ALBUQUERQUE, N.M. — William Stygar, manager of Sandia National Laboratories’ Advanced Accelerator Physics department, has been selected to receive the Erwin Marx Award by the Pulsed Power Science and Technology Committee of the IEEE Nuclear and Plasma Science Society.
The award’s previous recipients “are a who’s who of the leaders in pulsed power science and technology,” said Duane Dimos, former director of Sandia’s Pulsed Power Sciences Center.
Said Stygar, “I’m completely humbled by the award, and hope I can live up to it.”
Erwin Otto Marx was a German electrical engineer who in 1924 invented the Marx generator, a device that produces high-voltage electrical pulses that power huge machines like Sandia’s Z accelerator.
The award includes an invitation for Stygar to give a plenary presentation in early June at the 20th IEEE Pulsed Power Conference in Austin, Texas.
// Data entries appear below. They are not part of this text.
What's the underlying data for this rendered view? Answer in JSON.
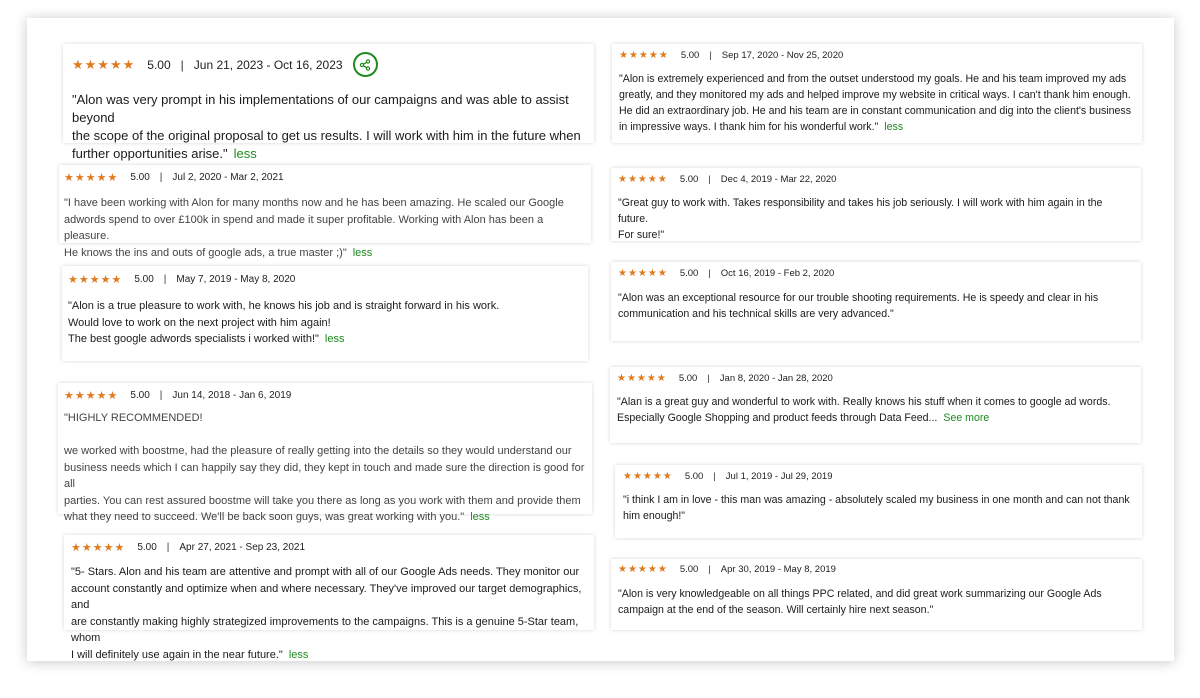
{
  "less_label": "less",
  "see_more_label": "See more",
  "separator": "|",
  "stars": "★★★★★",
  "reviews": [
    {
      "score": "5.00",
      "dates": "Jun 21, 2023 - Oct 16, 2023",
      "lines": [
        "\"Alon was very prompt in his implementations of our campaigns and was able to assist beyond",
        "the scope of the original proposal to get us results. I will work with him in the future when",
        "further opportunities arise.\""
      ],
      "toggle": "less"
    },
    {
      "score": "5.00",
      "dates": "Jul 2, 2020 - Mar 2, 2021",
      "lines": [
        "\"I have been working with Alon for many months now and he has been amazing. He scaled our Google",
        "adwords spend to over £100k in spend and made it super profitable. Working with Alon has been a pleasure.",
        "He knows the ins and outs of google ads, a true master ;)\""
      ],
      "toggle": "less"
    },
    {
      "score": "5.00",
      "dates": "May 7, 2019 - May 8, 2020",
      "lines": [
        "\"Alon is a true pleasure to work with, he knows his job and is straight forward in his work.",
        "Would love to work on the next project with him again!",
        "The best google adwords specialists i worked with!\""
      ],
      "toggle": "less"
    },
    {
      "score": "5.00",
      "dates": "Jun 14, 2018 - Jan 6, 2019",
      "lines": [
        "\"HIGHLY RECOMMENDED!",
        "",
        "we worked with boostme, had the pleasure of really getting into the details so they would understand our",
        "business needs which I can happily say they did, they kept in touch and made sure the direction is good for all",
        "parties. You can rest assured boostme will take you there as long as you work with them and provide them",
        "what they need to succeed. We'll be back soon guys, was great working with you.\""
      ],
      "toggle": "less"
    },
    {
      "score": "5.00",
      "dates": "Apr 27, 2021 - Sep 23, 2021",
      "lines": [
        "\"5- Stars. Alon and his team are attentive and prompt with all of our Google Ads needs. They monitor our",
        "account constantly and optimize when and where necessary. They've improved our target demographics, and",
        "are constantly making highly strategized improvements to the campaigns. This is a genuine 5-Star team, whom",
        "I will definitely use again in the near future.\""
      ],
      "toggle": "less"
    },
    {
      "score": "5.00",
      "dates": "Sep 17, 2020 - Nov 25, 2020",
      "lines": [
        "\"Alon is extremely experienced and from the outset understood my goals. He and his team improved my ads",
        "greatly, and they monitored my ads and helped improve my website in critical ways. I can't thank him enough.",
        "He did an extraordinary job. He and his team are in constant communication and dig into the client's business",
        "in impressive ways. I thank him for his wonderful work.\""
      ],
      "toggle": "less"
    },
    {
      "score": "5.00",
      "dates": "Dec 4, 2019 - Mar 22, 2020",
      "lines": [
        "\"Great guy to work with. Takes responsibility and takes his job seriously. I will work with him again in the future.",
        "For sure!\""
      ]
    },
    {
      "score": "5.00",
      "dates": "Oct 16, 2019 - Feb 2, 2020",
      "lines": [
        "\"Alon was an exceptional resource for our trouble shooting requirements. He is speedy and clear in his",
        "communication and his technical skills are very advanced.\""
      ]
    },
    {
      "score": "5.00",
      "dates": "Jan 8, 2020 - Jan 28, 2020",
      "lines": [
        "\"Alan is a great guy and wonderful to work with. Really knows his stuff when it comes to google ad words.",
        "Especially Google Shopping and product feeds through Data Feed..."
      ],
      "toggle": "See more"
    },
    {
      "score": "5.00",
      "dates": "Jul 1, 2019 - Jul 29, 2019",
      "lines": [
        "\"i think I am in love - this man was amazing - absolutely scaled my business in one month and can not thank",
        "him enough!\""
      ]
    },
    {
      "score": "5.00",
      "dates": "Apr 30, 2019 - May 8, 2019",
      "lines": [
        "\"Alon is very knowledgeable on all things PPC related, and did great work summarizing our Google Ads",
        "campaign at the end of the season. Will certainly hire next season.\""
      ]
    }
  ]
}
In addition to his many highly cited technical papers, Stygar was praised by the selection committee as contributing “more than any single individual to the successful operation of [Sandia’s Z] facilities at peak electrical powers and peak reliability over the period of 1996-2014.”
In addition, Stygar’s “pulsed power research efforts over the last 33 years culminated in his invention of a new petawatt-class pulsed-power-accelerator architecture, which has been patented and is highly cited.”
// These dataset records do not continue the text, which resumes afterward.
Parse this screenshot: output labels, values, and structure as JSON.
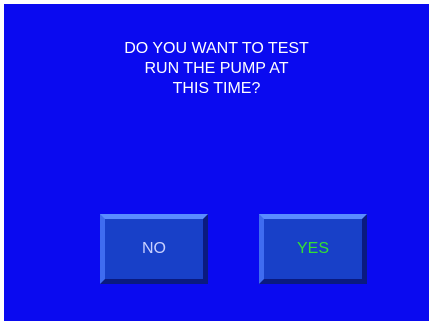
{
  "dialog": {
    "prompt_lines": [
      "DO YOU WANT TO TEST",
      "RUN THE PUMP AT",
      "THIS TIME?"
    ],
    "buttons": {
      "no": {
        "label": "NO",
        "color": "#c8d0ff"
      },
      "yes": {
        "label": "YES",
        "color": "#33e033"
      }
    },
    "panel_color": "#0a0af0",
    "button_color": "#1840c8"
  }
}
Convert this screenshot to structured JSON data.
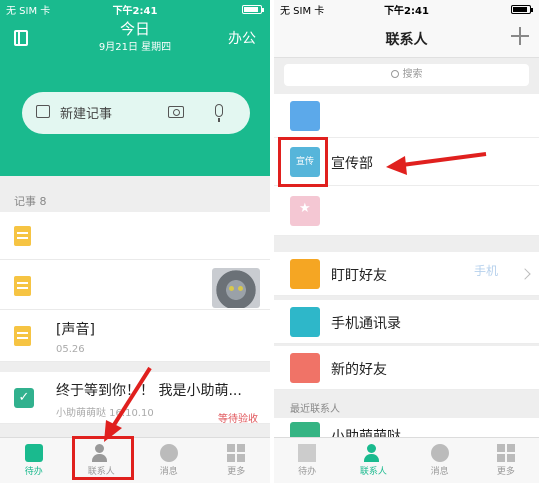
{
  "left": {
    "status": {
      "carrier": "无 SIM 卡",
      "time": "下午2:41"
    },
    "header": {
      "title": "今日",
      "date": "9月21日 星期四",
      "office": "办公"
    },
    "voice_input": {
      "text": "新建记事"
    },
    "section_label": "记事 8",
    "notes": [
      {
        "title": "[声音]",
        "sub": "05.26"
      },
      {
        "title": "终于等到你！！ 我是小助萌...",
        "sub": "小助萌萌哒  16.10.10",
        "status": "等待验收"
      }
    ],
    "tabs": [
      "待办",
      "联系人",
      "消息",
      "更多"
    ]
  },
  "right": {
    "status": {
      "carrier": "无 SIM 卡",
      "time": "下午2:41"
    },
    "nav": {
      "title": "联系人"
    },
    "search": {
      "placeholder": "搜索"
    },
    "group": {
      "tile_text": "宣传",
      "label": "宣传部"
    },
    "items": [
      "盯盯好友",
      "手机通讯录",
      "新的好友"
    ],
    "recent_label": "最近联系人",
    "recent": [
      {
        "label": "小助萌萌哒"
      }
    ],
    "tabs": [
      "待办",
      "联系人",
      "消息",
      "更多"
    ],
    "watermark": "手机"
  },
  "colors": {
    "accent": "#1aba8e",
    "highlight": "#e0201e",
    "status_red": "#e0555a"
  }
}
The award credits Stygar as “the principal designer for the vacuum power flow section of the Z and ZR facility, the world’s most powerful laboratory pulsed-power generator.” ZR is the formal name given to a renovation of the Z machine, completed in 2007, which increased its current from 18 million to 27 million amperes. The machine is still known as Z.
Additionally, Stygar has made “seminal contributions to the physics and technology of superpower pulsed-power generators and to the realization of the Z and ZR accelerators as precision scientific instruments, contributing to a revolution in pulsed-power-driven high-energy-density-physics experiments.”
Said Stygar, “I feel in fact that the award actually belongs to the extremely talented teams of world-class scientists, engineers and technologists with whom I’ve been extremely fortunate to serve. They led the international Z-pinch program for three decades, and gave me — and hundreds of other scientists — the opportunity to do challenging and critical work in the service of national security.”